O padroado se configurou durante o período final da ingerência da Igreja no Brasil e nas demais colônias ultramarinas. Ainda no século 18, em total dissonância com o Iluminismo francês, a Coroa portuguesa mantinha funcionários eclesiásticos, mesmo estes estando em rota de colisão com os funcionários régios – os servidores do Estado português – porque, naquele momento, mesmo em colônias ultramarinas, o espírito iluminista já havia contaminado o mundo.
Riqueza e poder
O pensamento do filósofo Kant já se fazia presente em todas as partes do mundo. Em sua obra Idéia de uma História Universal ou, uma Visão Cosmopolita da História, defende a tese de que a história humana é constituída de uma forma progressiva, de uma forma racional, seguindo os passos da natureza, mas no sentido de o homem ser capaz de buscar resoluções para os seus impasses por via de uma constituição normatizada por meio de um contrato social. Por esta razão, se explica a dificuldade de os funcionários régios terem dificuldades em se relacionarem com os funcionários eclesiásticos. Tudo pelo fato de o Estado brasileiro, apesar de estar sob a jurisdição portuguesa, era submetido a imposições do Vaticano.

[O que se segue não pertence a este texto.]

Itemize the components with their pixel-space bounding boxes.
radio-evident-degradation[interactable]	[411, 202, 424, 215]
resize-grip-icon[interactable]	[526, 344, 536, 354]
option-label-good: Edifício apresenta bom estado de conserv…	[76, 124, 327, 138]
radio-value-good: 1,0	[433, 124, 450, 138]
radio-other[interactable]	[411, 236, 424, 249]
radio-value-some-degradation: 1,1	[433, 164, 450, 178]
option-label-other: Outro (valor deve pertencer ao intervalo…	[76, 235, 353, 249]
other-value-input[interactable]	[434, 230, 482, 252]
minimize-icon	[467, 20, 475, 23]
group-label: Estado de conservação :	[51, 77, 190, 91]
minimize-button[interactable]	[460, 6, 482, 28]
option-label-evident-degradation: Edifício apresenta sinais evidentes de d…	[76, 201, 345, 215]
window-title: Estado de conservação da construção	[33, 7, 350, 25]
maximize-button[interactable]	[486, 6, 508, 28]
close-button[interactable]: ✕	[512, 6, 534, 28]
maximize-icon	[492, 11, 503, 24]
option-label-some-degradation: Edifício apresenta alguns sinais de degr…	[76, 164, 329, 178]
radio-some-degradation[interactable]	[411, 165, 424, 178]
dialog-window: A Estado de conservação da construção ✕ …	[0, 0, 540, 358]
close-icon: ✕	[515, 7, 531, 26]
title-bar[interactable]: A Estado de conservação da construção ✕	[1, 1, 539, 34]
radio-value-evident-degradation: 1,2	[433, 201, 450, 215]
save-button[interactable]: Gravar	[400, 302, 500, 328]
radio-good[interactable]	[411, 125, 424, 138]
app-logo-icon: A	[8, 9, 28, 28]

O que mais nos choca é ver, em pleno século 21, uma figura obsoleta, anacrônica e retrógrada, como é o papa Bento 16, vir ao Brasil dar palpites em nossas políticas de Estado e, o que é mais espantoso, o nosso chefe de Estado ir, pouco tempo depois, ao Vaticano e desenterrar paradigmas que já havia ficado esquecidos no lixo da História. O modelo de nulidade de matrimônio na Igreja Católica é um processo muito caro e quase ninguém mais está recorrendo a este expediente. Talvez por ter se esgotado uma fonte de renda para a Igreja e esta não tivesse mais um instrumento de controle sobre as pessoas, foi buscar esse mecanismo. A Igreja tem se extasiado durante toda a sua história com duas coisas: riqueza e poder. Por sinal, estes dois elementos têm uma grande aproximação, em toda história humana: quem deteve o poder econômico sempre deteve, também, o poder político.